Parents of some of the children killed in the Newtown shootings are back in Washington this week, commemorating the six-month anniversary of the murder of 20 children and 6 teachers by renewing their call for new gun safety measures--and reminding lawmakers that they will not back down.
Several parents, like Nicole Hockley, met with West Virginia Senator Joe Machin on Wednesday to discuss the next steps. Manchin, a co-sponsor of the Toomey-Manchin bill to expand background checks on gun sales, said gun control reforms are still "on the front burner." Manchin and Toomey's bipartisan effort to pass background checks legislation in the Senate failed in April by a handful of votes.
Hockley, whose son Dylan was murdered at Sandy Hook Elementary School in December, calls the April vote only "a little stall." She told reporters Wednesday that gun control reform was still going to happen. "We're going to get there. That's not an issue whatsoever."

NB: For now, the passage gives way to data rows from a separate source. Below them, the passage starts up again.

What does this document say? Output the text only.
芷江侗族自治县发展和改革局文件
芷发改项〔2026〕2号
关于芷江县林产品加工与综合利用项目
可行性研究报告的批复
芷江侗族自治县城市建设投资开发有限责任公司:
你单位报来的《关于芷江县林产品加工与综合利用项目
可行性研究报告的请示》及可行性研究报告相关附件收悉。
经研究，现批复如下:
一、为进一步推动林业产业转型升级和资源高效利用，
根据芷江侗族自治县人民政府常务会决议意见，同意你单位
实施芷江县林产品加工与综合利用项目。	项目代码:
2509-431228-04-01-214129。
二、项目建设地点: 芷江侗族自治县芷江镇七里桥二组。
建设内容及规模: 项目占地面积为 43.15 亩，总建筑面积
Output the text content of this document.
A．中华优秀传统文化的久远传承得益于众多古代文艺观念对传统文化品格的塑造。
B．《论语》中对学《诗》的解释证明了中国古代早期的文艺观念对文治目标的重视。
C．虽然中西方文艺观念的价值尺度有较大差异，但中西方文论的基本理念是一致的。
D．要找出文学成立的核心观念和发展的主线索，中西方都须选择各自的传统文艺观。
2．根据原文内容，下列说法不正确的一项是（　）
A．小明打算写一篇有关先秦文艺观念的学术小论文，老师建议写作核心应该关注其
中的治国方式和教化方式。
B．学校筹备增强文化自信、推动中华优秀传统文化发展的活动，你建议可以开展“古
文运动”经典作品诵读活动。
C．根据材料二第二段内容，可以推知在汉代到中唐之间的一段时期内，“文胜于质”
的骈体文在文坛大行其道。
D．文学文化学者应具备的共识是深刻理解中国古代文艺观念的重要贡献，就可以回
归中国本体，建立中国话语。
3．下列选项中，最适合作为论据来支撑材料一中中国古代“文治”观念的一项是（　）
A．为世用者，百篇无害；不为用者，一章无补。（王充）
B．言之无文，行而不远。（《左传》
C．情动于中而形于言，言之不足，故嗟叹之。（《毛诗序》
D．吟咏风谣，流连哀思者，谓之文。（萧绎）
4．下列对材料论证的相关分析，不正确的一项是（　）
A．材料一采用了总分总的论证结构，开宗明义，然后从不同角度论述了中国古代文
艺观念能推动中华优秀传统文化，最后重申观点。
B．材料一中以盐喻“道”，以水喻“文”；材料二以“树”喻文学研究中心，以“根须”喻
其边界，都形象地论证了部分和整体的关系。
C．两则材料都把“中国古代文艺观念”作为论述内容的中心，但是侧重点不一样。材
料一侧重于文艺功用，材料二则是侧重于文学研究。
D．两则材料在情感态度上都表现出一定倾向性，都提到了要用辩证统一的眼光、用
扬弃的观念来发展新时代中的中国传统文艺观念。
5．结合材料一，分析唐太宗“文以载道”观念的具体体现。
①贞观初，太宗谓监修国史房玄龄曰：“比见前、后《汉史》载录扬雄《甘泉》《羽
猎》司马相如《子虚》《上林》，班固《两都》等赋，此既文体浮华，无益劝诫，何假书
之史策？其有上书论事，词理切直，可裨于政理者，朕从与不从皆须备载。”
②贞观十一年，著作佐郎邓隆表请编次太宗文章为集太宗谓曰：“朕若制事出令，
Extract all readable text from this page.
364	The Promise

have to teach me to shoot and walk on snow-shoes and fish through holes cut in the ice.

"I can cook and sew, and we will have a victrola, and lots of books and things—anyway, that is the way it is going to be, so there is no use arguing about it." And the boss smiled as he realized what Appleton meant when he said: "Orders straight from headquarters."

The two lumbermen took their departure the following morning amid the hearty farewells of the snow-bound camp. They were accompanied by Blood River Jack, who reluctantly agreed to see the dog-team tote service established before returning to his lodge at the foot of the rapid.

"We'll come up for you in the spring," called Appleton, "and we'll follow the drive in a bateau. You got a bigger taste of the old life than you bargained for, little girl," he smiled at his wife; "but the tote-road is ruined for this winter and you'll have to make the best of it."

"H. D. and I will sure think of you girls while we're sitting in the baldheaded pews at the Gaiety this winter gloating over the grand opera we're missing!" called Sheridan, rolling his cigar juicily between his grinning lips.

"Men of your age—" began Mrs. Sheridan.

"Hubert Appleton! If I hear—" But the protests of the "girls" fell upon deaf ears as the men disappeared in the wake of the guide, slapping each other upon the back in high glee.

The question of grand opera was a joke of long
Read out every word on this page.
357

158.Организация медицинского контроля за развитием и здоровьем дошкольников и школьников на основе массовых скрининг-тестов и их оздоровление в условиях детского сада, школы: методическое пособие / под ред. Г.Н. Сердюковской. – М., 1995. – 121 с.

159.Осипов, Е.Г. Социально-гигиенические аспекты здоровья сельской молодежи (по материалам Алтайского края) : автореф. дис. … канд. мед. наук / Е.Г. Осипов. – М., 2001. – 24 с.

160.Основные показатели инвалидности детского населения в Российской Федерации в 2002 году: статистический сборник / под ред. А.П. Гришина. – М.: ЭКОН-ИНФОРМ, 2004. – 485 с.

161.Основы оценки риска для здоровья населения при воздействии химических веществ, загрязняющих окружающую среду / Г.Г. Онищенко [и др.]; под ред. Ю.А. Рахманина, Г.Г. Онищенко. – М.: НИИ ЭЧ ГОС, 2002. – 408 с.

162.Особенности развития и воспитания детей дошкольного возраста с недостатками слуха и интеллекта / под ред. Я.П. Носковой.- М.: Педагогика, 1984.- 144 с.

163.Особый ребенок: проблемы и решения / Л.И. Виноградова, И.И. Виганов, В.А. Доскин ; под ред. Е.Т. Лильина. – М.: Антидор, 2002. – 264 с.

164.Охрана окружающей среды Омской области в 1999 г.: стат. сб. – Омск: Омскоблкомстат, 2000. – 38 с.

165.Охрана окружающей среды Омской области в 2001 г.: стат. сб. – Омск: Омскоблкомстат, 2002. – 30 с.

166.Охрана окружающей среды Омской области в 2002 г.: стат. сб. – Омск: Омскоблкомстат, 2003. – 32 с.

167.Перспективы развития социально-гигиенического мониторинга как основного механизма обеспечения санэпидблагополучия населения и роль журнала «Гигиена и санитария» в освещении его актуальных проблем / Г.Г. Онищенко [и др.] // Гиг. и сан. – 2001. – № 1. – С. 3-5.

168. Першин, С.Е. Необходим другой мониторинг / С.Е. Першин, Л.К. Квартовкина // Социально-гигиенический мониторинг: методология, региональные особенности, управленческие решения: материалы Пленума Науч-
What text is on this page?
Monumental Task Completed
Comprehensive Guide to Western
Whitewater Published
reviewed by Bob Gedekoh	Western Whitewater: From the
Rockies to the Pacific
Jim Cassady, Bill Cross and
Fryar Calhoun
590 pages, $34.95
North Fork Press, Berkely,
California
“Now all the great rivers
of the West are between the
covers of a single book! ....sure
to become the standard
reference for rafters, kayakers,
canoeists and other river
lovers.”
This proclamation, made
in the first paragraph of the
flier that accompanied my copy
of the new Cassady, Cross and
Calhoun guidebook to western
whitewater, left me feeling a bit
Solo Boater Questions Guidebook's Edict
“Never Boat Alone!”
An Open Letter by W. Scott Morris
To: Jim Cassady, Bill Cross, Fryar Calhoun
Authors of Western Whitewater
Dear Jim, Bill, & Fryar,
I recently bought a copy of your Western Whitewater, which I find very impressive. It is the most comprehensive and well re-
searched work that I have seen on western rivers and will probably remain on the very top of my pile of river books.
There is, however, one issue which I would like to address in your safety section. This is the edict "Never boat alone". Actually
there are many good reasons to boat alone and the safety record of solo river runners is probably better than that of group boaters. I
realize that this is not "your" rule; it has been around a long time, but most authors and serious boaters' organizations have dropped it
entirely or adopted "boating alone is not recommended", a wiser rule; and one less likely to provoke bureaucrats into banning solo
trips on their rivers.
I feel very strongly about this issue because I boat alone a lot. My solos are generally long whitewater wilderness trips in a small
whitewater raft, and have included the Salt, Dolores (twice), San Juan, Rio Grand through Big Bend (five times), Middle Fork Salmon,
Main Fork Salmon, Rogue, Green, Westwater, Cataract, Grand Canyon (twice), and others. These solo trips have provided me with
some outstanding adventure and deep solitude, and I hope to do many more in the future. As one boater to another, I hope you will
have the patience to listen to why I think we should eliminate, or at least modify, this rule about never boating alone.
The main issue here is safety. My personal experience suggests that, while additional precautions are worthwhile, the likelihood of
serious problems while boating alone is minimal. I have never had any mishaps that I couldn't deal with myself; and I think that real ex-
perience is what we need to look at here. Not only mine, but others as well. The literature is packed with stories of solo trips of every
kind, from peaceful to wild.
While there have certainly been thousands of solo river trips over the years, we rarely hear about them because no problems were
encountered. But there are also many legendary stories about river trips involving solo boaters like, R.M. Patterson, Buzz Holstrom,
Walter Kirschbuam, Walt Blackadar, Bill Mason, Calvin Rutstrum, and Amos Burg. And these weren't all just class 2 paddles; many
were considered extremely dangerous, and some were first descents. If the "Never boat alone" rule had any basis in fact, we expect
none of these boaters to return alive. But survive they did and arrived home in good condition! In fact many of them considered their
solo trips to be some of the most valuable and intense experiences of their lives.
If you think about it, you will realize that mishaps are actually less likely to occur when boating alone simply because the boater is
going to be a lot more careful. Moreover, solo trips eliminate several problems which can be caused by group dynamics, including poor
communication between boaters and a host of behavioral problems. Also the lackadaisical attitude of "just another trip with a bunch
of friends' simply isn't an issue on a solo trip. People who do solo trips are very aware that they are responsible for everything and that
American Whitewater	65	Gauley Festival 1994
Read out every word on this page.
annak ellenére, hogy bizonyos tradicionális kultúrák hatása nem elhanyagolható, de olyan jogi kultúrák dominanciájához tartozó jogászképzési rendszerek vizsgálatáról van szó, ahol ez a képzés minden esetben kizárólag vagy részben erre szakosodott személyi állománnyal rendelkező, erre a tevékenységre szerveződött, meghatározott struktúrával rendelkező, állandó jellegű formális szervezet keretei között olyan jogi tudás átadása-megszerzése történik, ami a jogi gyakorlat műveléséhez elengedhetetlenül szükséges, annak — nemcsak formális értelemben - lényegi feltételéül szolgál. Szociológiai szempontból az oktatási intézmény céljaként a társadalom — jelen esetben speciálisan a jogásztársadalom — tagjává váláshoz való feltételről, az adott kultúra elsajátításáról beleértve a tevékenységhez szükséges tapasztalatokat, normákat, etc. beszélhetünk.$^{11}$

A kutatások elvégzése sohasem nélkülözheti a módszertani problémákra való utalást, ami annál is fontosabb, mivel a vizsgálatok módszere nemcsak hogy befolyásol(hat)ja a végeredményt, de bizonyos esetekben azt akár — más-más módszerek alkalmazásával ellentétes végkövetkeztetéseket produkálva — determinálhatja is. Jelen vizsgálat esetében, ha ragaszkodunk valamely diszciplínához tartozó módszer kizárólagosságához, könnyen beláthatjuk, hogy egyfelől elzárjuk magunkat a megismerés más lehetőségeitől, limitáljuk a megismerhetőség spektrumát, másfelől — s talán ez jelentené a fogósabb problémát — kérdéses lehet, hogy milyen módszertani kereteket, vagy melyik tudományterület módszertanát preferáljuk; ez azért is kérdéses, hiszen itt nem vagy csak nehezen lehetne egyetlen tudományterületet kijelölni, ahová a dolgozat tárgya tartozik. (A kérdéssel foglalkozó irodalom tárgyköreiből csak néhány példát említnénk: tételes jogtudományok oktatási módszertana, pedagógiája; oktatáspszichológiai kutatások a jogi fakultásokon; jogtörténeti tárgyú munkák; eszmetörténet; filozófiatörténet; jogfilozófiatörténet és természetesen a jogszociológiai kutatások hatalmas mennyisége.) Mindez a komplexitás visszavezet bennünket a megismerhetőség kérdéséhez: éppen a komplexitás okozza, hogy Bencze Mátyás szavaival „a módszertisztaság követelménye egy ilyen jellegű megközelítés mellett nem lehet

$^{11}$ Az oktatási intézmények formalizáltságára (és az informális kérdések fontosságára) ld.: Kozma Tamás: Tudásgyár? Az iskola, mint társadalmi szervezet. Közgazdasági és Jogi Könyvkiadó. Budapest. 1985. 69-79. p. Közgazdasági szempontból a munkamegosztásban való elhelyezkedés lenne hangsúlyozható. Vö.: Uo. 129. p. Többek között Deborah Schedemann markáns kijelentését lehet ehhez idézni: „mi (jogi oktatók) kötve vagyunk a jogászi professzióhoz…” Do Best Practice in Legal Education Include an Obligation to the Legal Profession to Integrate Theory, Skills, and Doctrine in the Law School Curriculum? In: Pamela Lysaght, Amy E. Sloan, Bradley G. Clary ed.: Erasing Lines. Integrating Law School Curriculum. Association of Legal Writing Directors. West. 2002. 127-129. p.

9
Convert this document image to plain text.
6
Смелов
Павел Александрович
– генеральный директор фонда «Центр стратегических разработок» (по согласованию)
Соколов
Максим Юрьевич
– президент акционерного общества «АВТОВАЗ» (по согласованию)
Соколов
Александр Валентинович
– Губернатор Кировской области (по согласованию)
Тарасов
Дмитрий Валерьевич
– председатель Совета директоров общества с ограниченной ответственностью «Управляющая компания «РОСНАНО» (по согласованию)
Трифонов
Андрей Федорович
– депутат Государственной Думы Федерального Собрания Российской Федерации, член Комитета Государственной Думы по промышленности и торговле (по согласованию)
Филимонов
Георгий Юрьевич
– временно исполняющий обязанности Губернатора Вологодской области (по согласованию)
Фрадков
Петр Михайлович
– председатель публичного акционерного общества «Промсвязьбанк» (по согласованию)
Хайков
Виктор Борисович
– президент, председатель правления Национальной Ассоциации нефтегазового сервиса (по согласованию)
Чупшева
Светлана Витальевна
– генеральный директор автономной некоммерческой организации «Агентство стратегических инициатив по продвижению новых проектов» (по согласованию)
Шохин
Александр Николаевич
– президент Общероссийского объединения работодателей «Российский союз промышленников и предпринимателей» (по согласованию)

Manchin said that his home state of West Virginia “cherishes” the Second Amendment “but wants something done” to prevent tragedies like Newtown from happening again. Senator Manchin told msnbc's Lawrence O'Donnell in early May that the background checks bill was "coming back."
While gun control has been absent from much of the recent scandal-driven conversation in Washington, the group Mayors Against Illegal Guns is reigniting the push with a campaign, "No More Names," a national drive to persuade lawmakers to reconsider their stance on gun control legislation.
"I've always wanted to believe that common sense will prevail," Hockley said. And until it does, she made clear, these parents will not go away.